Declining Oral Health Affects Patients’ Life Quality, Study Suggests
Oral health affects life quality in adults with Parkinson’s, with oral health worsening with disease progression and resulting in a related greater decline in quality of life than is evident in adults of similar age without this disorder, a small study from the Netherlands reports.
Motor difficulties impacting daily living activities, a worsening in oral hygiene, tooth wear, and burning mouth syndrome were all associated with a poorer oral health-related quality of life.
Dentists need be attentive that care is given to help prevent further deterioration in oral health and life quality for these patients, its researchers noted.
The study “Oral Health-Related Quality of Life in Patients with Parkinson’s Disease” was published in the Journal of Oral Rehabilitation.
Oral health is affected by Parkinson’s disease, with issues such as dry mouth (a condition called xerostomia), drooling, and difficulties in swallowing.
Scientists at the Academic Centre for Dentistry Amsterdam set out to do what they reported would be a first study of oral health-related quality of life in Parkinson’s patients living in the Netherlands, and factors that may associate with it.
Increasing difficulties with movement and motor control over time can limit oral hygiene, the team noted, which “can increase the incidence of dental pathology, resulting in, for example, dental pain and, therefore, reduced quality of life.”
These scientists evaluated oral health-related quality of life in 341 Parkinson’s patients (mean age, 65.5) compared with that reported by 411 adults without Parkinson’s (mean age, 62.6), who served as controls.
Oral health-related quality of life was assessed using the Dutch 14-item version of the Oral Health Impact Profile (OHIP-14), a validated questionnaire whose 14 items are scored by responses ranging from one (never) to five (very often).
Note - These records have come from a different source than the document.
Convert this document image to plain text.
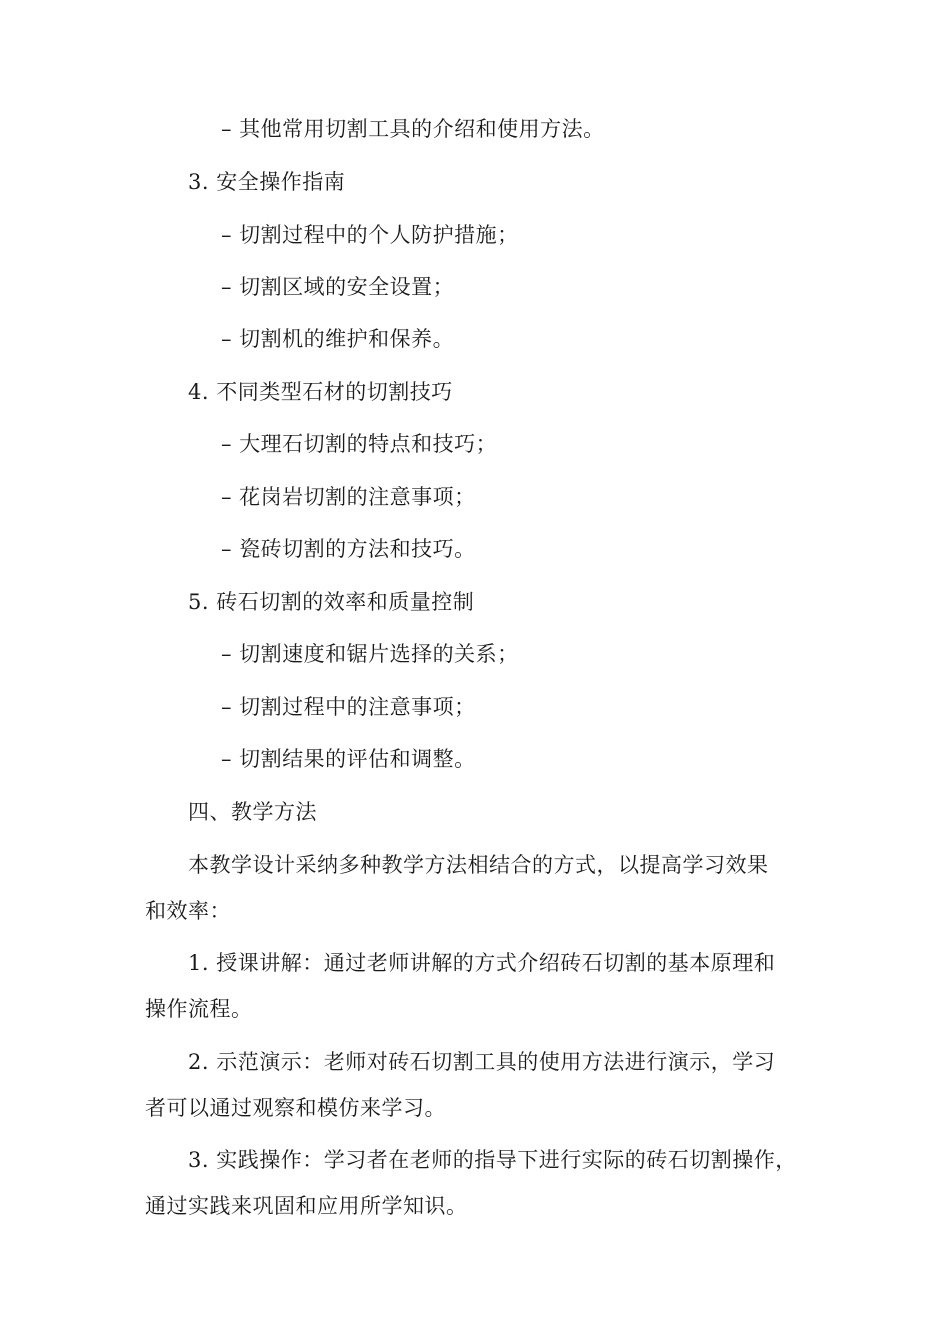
– 其他常用切割工具的介绍和使用方法。
3. 安全操作指南
– 切割过程中的个人防护措施；
– 切割区域的安全设置；
– 切割机的维护和保养。
4. 不同类型石材的切割技巧
– 大理石切割的特点和技巧；
– 花岗岩切割的注意事项；
– 瓷砖切割的方法和技巧。
5. 砖石切割的效率和质量控制
– 切割速度和锯片选择的关系；
– 切割过程中的注意事项；
– 切割结果的评估和调整。
四、教学方法
本教学设计采纳多种教学方法相结合的方式，以提高学习效果
和效率：
1. 授课讲解：通过老师讲解的方式介绍砖石切割的基本原理和
操作流程。
2. 示范演示：老师对砖石切割工具的使用方法进行演示，学习
者可以通过观察和模仿来学习。
3. 实践操作：学习者在老师的指导下进行实际的砖石切割操作，
通过实践来巩固和应用所学知识。
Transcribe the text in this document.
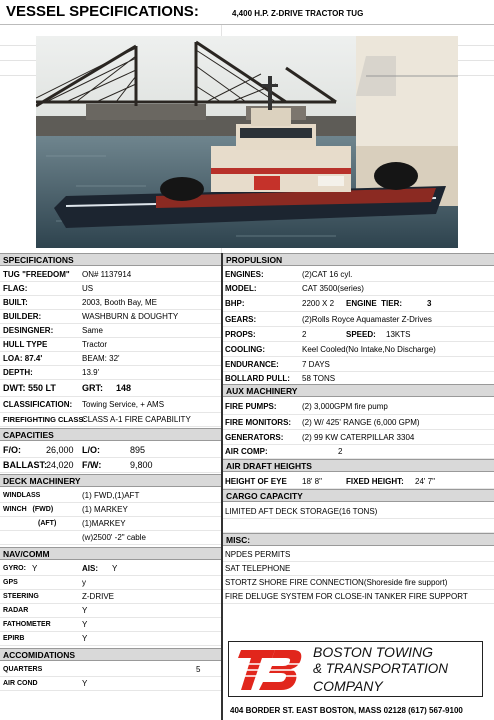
VESSEL SPECIFICATIONS:	4,400 H.P. Z-DRIVE TRACTOR TUG
SPECIFICATIONS
TUG "FREEDOM" ON# 1137914
FLAG:	US
BUILT:	2003, Booth Bay, ME
BUILDER:	WASHBURN & DOUGHTY
DESINGNER:	Same
HULL TYPE	Tractor
LOA: 87.4'	BEAM: 32'
DEPTH:	13.9'
DWT: 550 LT	GRT: 148
CLASSIFICATION: Towing Service, + AMS
FIREFIGHTING CLASS:
CLASS A-1 FIRE CAPABILITY
CAPACITIES
F/O:	26,000 L/O:	895
BALLAST: 24,020 F/W:	9,800
DECK MACHINERY
WINDLASS	(1) FWD,(1)AFT
WINCH   (FWD)	(1) MARKEY
(AFT)	(1)MARKEY
(w)2500' -2" cable
NAV/COMM
GYRO: Y	AIS: Y
GPS	y
STEERING	Z-DRIVE
RADAR	Y
FATHOMETER	Y
EPIRB	Y
ACCOMIDATIONS
QUARTERS	5
AIR COND	Y
PROPULSION
ENGINES:	(2)CAT 16 cyl.
MODEL:	CAT 3500(series)
BHP:	2200 X 2 ENGINE  TIER:	3
GEARS:	(2)Rolls Royce Aquamaster Z-Drives
PROPS:	2	SPEED: 13KTS
COOLING:	Keel Cooled(No Intake,No Discharge)
ENDURANCE:	7 DAYS
BOLLARD PULL: 58 TONS
AUX MACHINERY
FIRE PUMPS:	(2) 3,000GPM fire pump
FIRE MONITORS: (2) W/ 425' RANGE (6,000 GPM)
GENERATORS: (2) 99 KW CATERPILLAR 3304
AIR COMP:	2
AIR DRAFT HEIGHTS
HEIGHT OF EYE 18' 8"	FIXED HEIGHT: 24' 7"
CARGO CAPACITY
LIMITED AFT DECK STORAGE(16 TONS)
MISC:
NPDES PERMITS
SAT TELEPHONE
STORTZ SHORE FIRE CONNECTION(Shoreside fire support)
FIRE DELUGE SYSTEM FOR CLOSE-IN TANKER FIRE SUPPORT
BOSTON TOWING
& TRANSPORTATION
COMPANY
404 BORDER ST. EAST BOSTON, MASS 02128 (617) 567-9100
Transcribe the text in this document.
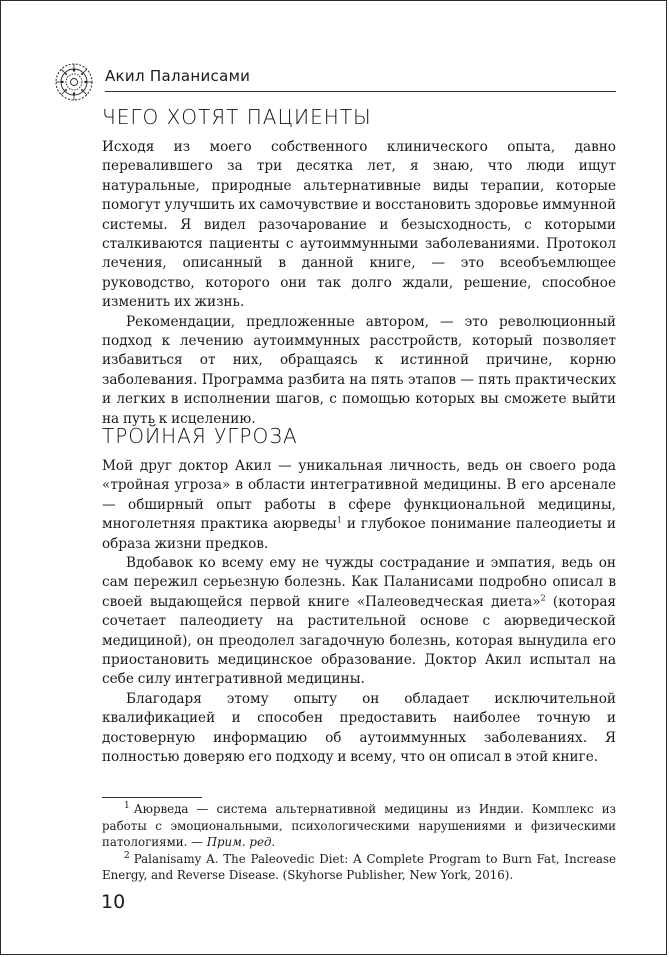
Акил Паланисами
ЧЕГО ХОТЯТ ПАЦИЕНТЫ

Исходя из моего собственного клинического опыта, давно перевалившего за три десятка лет, я знаю, что люди ищут натуральные, природные альтернативные виды терапии, которые помогут улучшить их самочувствие и восстановить здоровье иммунной системы. Я видел разочарование и безысходность, с которыми сталкиваются пациенты с аутоиммунными заболеваниями. Протокол лечения, описанный в данной книге, — это всеобъемлющее руководство, которого они так долго ждали, решение, способное изменить их жизнь.

Рекомендации, предложенные автором, — это революционный подход к лечению аутоиммунных расстройств, который позволяет избавиться от них, обращаясь к истинной причине, корню заболевания. Программа разбита на пять этапов — пять практических и легких в исполнении шагов, с помощью которых вы сможете выйти на путь к исцелению.

ТРОЙНАЯ УГРОЗА

Мой друг доктор Акил — уникальная личность, ведь он своего рода «тройная угроза» в области интегративной медицины. В его арсенале — обширный опыт работы в сфере функциональной медицины, многолетняя практика аюрведы$^1$ и глубокое понимание палеодиеты и образа жизни предков.

Вдобавок ко всему ему не чужды сострадание и эмпатия, ведь он сам пережил серьезную болезнь. Как Паланисами подробно описал в своей выдающейся первой книге «Палеоведческая диета»$^2$ (которая сочетает палеодиету на растительной основе с аюрведической медициной), он преодолел загадочную болезнь, которая вынудила его приостановить медицинское образование. Доктор Акил испытал на себе силу интегративной медицины.

Благодаря этому опыту он обладает исключительной квалификацией и способен предоставить наиболее точную и достоверную информацию об аутоиммунных заболеваниях. Я полностью доверяю его подходу и всему, что он описал в этой книге.

$^1$ Аюрведа — система альтернативной медицины из Индии. Комплекс из работы с эмоциональными, психологическими нарушениями и физическими патологиями. — Прим. ред.

$^2$ Palanisamy A. The Paleovedic Diet: A Complete Program to Burn Fat, Increase Energy, and Reverse Disease. (Skyhorse Publisher, New York, 2016).

10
Higher scores indicate a worse oral health-related quality of life.
Parkinson’s patients had significantly higher scores on the OHIP-14 — indicative of poorer oral health — when compared with controls (mean of 19.1 vs 16.5), an analysis of results showed.
Mean OHIP-14 scores were also three points higher among patients younger than 75 compared with mean scores of those 75 or older. But this difference was not statistically significant, meaning it could be do to chance.
Several factors were seen in further analyses to significantly correlate in an inverse or negative way with oral health-related life quality. These included motor symptoms affecting daily life experiences, a worsening of oral health during the disease’s course, tooth wear, and possible burning mouth syndrome (a permanent burning sensation in the mouth without an obvious cause).
Being “dentate,” which refers to having a sufficient set of teeth, including teeth with serrated edges, associated with a better oral-health quality of life.
“Although problems concerning oral health are probably subordinate to other problems present in PD [Parkinson’s disease] patients, this article suggests that the OHRQoL [oral health-related quality of life] may be impaired in patients with PD,” the researchers wrote.
“By being aware of this, dentists may be more alert and thus improve PD patients’ oral health to prevent further deterioration of their OHRQoL,” they concluded.